I smiled to the skinny black receptionist, waved myself out the second floor studios and took the steps down two at a time. I had to buy a new shirt and shoes before cocktail hour. I intended to look like GQ when the subject of last night’s dream date showed up in the flesh.
Yeah, last night I about destroyed the pillows, practicing.
+++
Later, feeling all spiff
y, looking sharp and smelling good, I took my usual place at the bar. It was 4:45 and Tylerfrank poured me a double, which I committed to sip slowly while waiting for the attractive Mrs. Katya Cahoone to appear and carry me off to fantasyland.
She didn’t show.
4 – My Florida Shell Game
“Well, kiss my ass, Sherlock.” I slammed down the phone, flopped back on the bed and stared at the ceiling. No frickin’ California lawyer’s going to threaten me. New rule: never return a call to a frickin’ lawyer you don’t know.
When I turned in my used-up car, the leasing company tried to convince me that I owed more than I agreed to pay when I signed the dotted line. To hell with the greedy bastards. The car was finished, and so was the contract. Besides, as little time as I was spending in LA, I might as well not have a seldom-used vehicle sitting in Southern California covered with desert dust and cinders from canyon fires.
Sometimes I think ahead. I had already set up an account with a friendly little S & L in South Beach and called my California bank and told them to wire every last dollar. Later, I’d taken that money in a cashier’s check and moved it to a small South Miami bank. If the ambulance chaser wanted to attach my funds, he’d have to frickin’ find ‘em first.
If I picked up a few more promo accounts, maybe I’d get that little black Mustang convertible I’d been admiring. I’d rent it in Miami and drive it back to LA over five or six days, and turn the whole thing into a road-trip vacation.
I dunno though. Six days on the road alone––
That’s when I thought of that sexy little East-European super model. I decided I wouldn’t be taking any mini-vacations until I’d satisfied my burning curiosity.

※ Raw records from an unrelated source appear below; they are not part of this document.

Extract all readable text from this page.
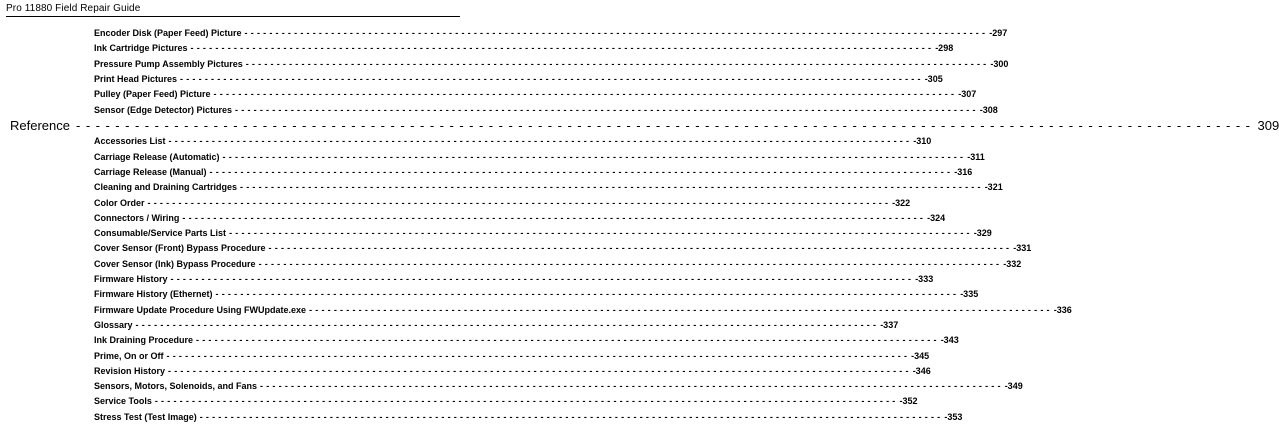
Pro 11880 Field Repair Guide
Encoder Disk (Paper Feed) Picture ------------------------------------------------------------------------------------------------------------------------ -297
Ink Cartridge Pictures ------------------------------------------------------------------------------------------------------------------------ -298
Pressure Pump Assembly Pictures ------------------------------------------------------------------------------------------------------------------------ -300
Print Head Pictures ------------------------------------------------------------------------------------------------------------------------ -305
Pulley (Paper Feed) Picture ------------------------------------------------------------------------------------------------------------------------ -307
Sensor (Edge Detector) Pictures ------------------------------------------------------------------------------------------------------------------------ -308
Reference ------------------------------------------------------------------------------------------------------------------------ 309
Accessories List ------------------------------------------------------------------------------------------------------------------------ -310
Carriage Release (Automatic) ------------------------------------------------------------------------------------------------------------------------ -311
Carriage Release (Manual) ------------------------------------------------------------------------------------------------------------------------ -316
Cleaning and Draining Cartridges ------------------------------------------------------------------------------------------------------------------------ -321
Color Order ------------------------------------------------------------------------------------------------------------------------ -322
Connectors / Wiring ------------------------------------------------------------------------------------------------------------------------ -324
Consumable/Service Parts List ------------------------------------------------------------------------------------------------------------------------ -329
Cover Sensor (Front) Bypass Procedure ------------------------------------------------------------------------------------------------------------------------ -331
Cover Sensor (Ink) Bypass Procedure ------------------------------------------------------------------------------------------------------------------------ -332
Firmware History ------------------------------------------------------------------------------------------------------------------------ -333
Firmware History (Ethernet) ------------------------------------------------------------------------------------------------------------------------ -335
Firmware Update Procedure Using FWUpdate.exe ------------------------------------------------------------------------------------------------------------------------ -336
Glossary ------------------------------------------------------------------------------------------------------------------------ -337
Ink Draining Procedure ------------------------------------------------------------------------------------------------------------------------ -343
Prime, On or Off ------------------------------------------------------------------------------------------------------------------------ -345
Revision History ------------------------------------------------------------------------------------------------------------------------ -346
Sensors, Motors, Solenoids, and Fans ------------------------------------------------------------------------------------------------------------------------ -349
Service Tools ------------------------------------------------------------------------------------------------------------------------ -352
Stress Test (Test Image) ------------------------------------------------------------------------------------------------------------------------ -353
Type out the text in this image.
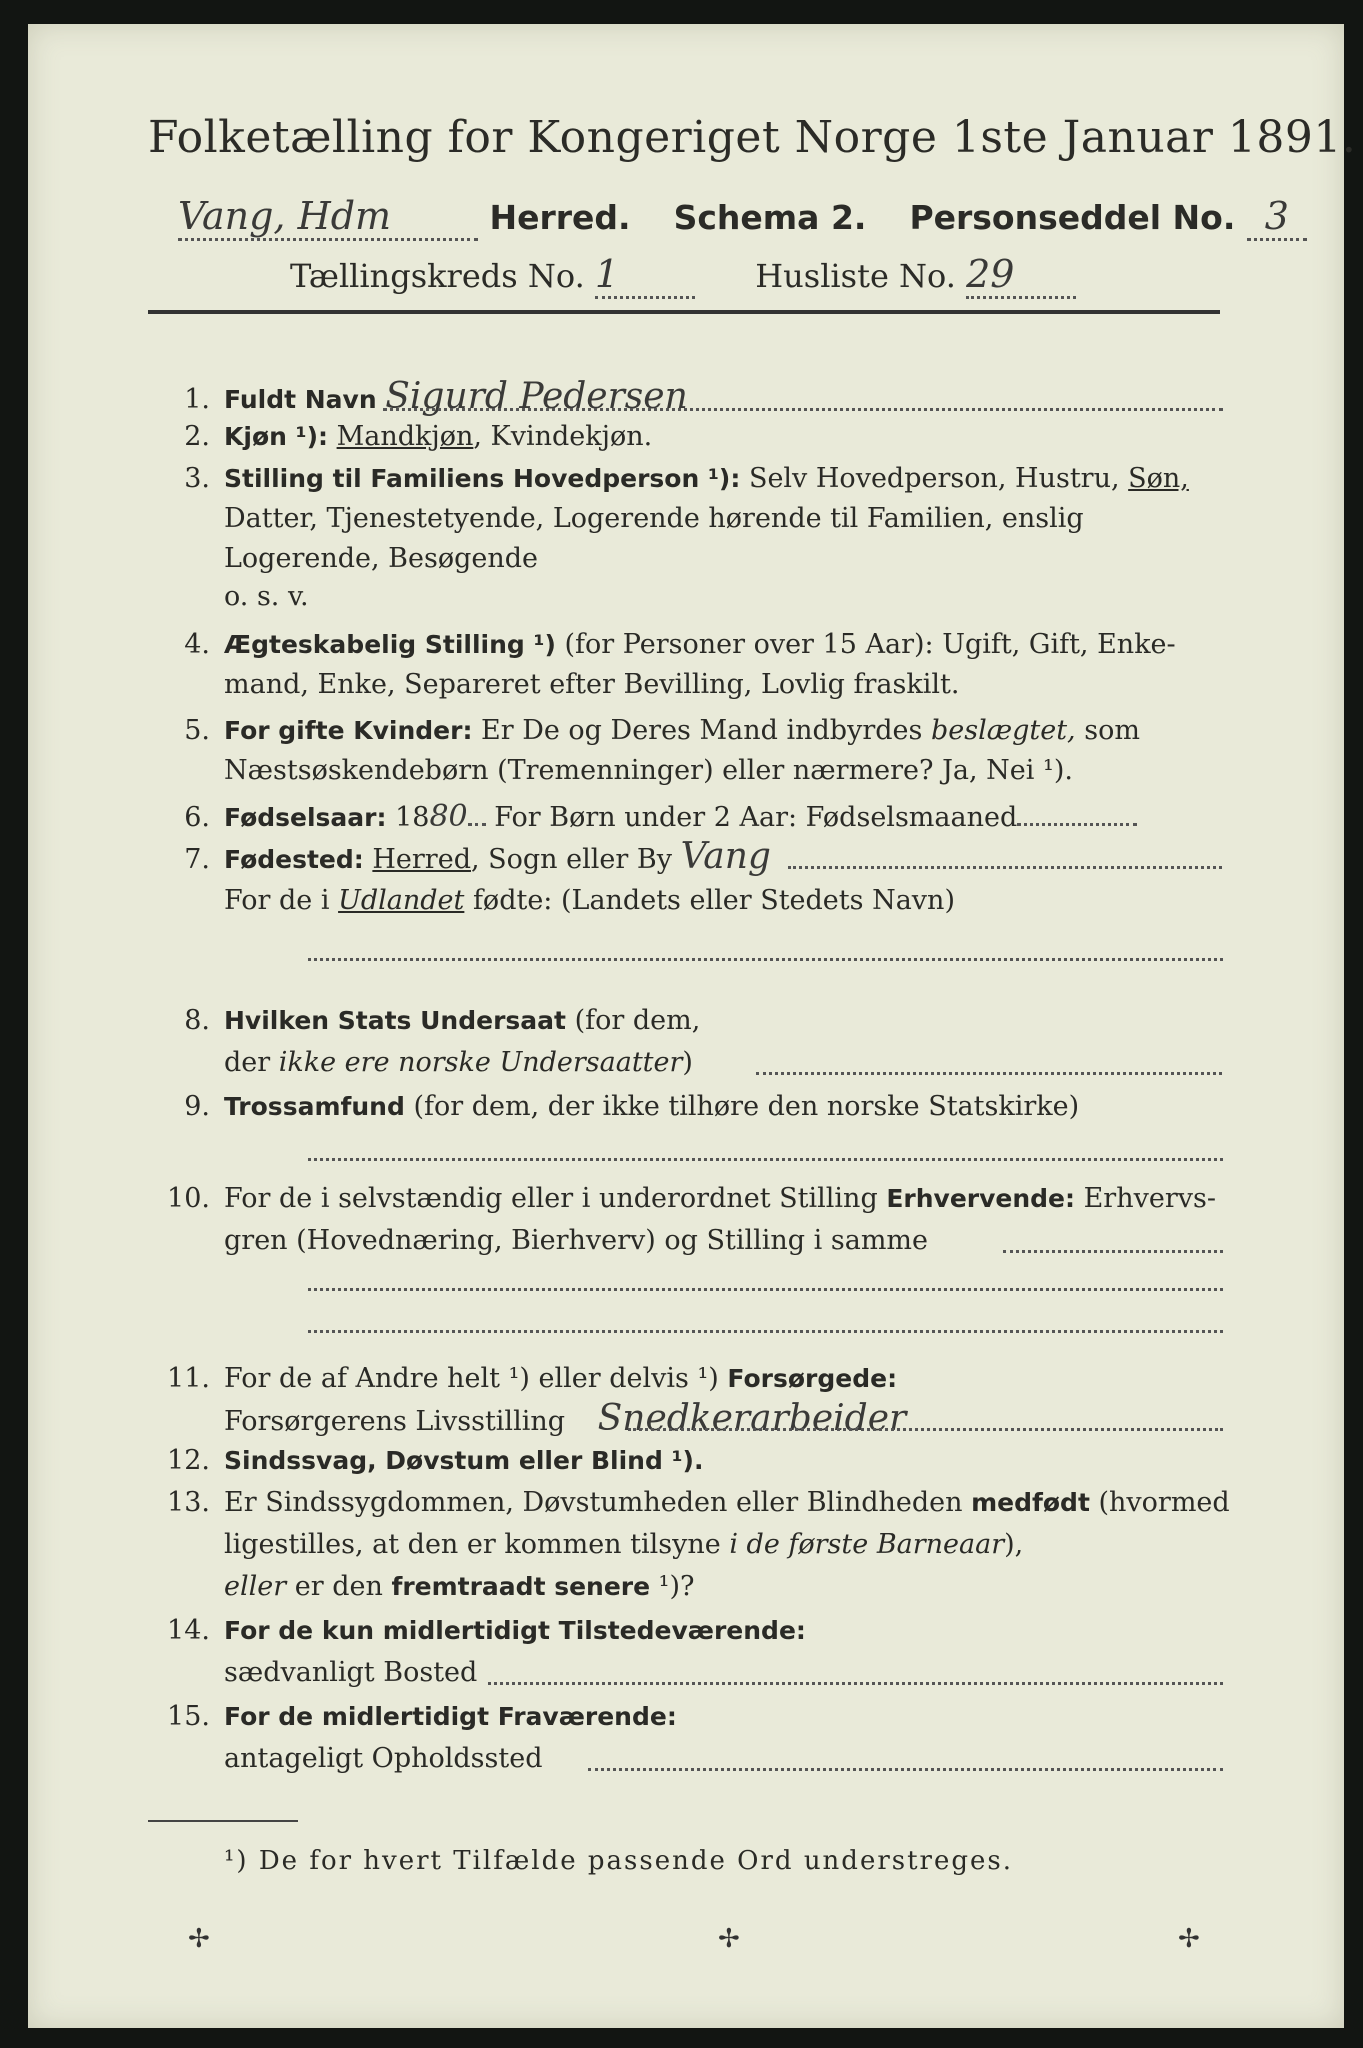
Folketælling for Kongeriget Norge 1ste Januar 1891.
Vang, Hdm	Herred. Schema 2. Personseddel No. 3
Tællingskreds No. 1	Husliste No. 29
1. Fuldt Navn Sigurd Pedersen
2. Kjøn ¹): Mandkjøn, Kvindekjøn.
3. Stilling til Familiens Hovedperson ¹): Selv Hovedperson, Hustru, Søn,
Datter, Tjenestetyende, Logerende hørende til Familien, enslig
Logerende, Besøgende
o. s. v.
4. Ægteskabelig Stilling ¹) (for Personer over 15 Aar): Ugift, Gift, Enke-
mand, Enke, Separeret efter Bevilling, Lovlig fraskilt.
5. For gifte Kvinder: Er De og Deres Mand indbyrdes beslægtet, som
Næstsøskendebørn (Tremenninger) eller nærmere? Ja, Nei ¹).
6. Fødselsaar: 1880 For Børn under 2 Aar: Fødselsmaaned
7. Fødested: Herred, Sogn eller By Vang
For de i Udlandet fødte: (Landets eller Stedets Navn)
8. Hvilken Stats Undersaat (for dem,
der ikke ere norske Undersaatter)
9. Trossamfund (for dem, der ikke tilhøre den norske Statskirke)
10. For de i selvstændig eller i underordnet Stilling Erhvervende: Erhvervs-
gren (Hovednæring, Bierhverv) og Stilling i samme
11. For de af Andre helt ¹) eller delvis ¹) Forsørgede:
Forsørgerens Livsstilling Snedkerarbeider
12. Sindssvag, Døvstum eller Blind ¹).
13. Er Sindssygdommen, Døvstumheden eller Blindheden medfødt (hvormed
ligestilles, at den er kommen tilsyne i de første Barneaar),
eller er den fremtraadt senere ¹)?
14. For de kun midlertidigt Tilstedeværende:
sædvanligt Bosted
15. For de midlertidigt Fraværende:
antageligt Opholdssted
¹) De for hvert Tilfælde passende Ord understreges.
✢	✢	✢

5 – That Makes Us Two of a Kind
Next, I had to go to South Beach and score some dope, some good buds and a little blow for this afternoon’s radio station. No cash, just good dope. The jocks at the leading alt-rocker didn’t want folding green, they just wanted to feel good when they played my clients’ records. Who could blame ‘em? If I had to listen to that shit thirty times a day, I’d want to be doped up, too.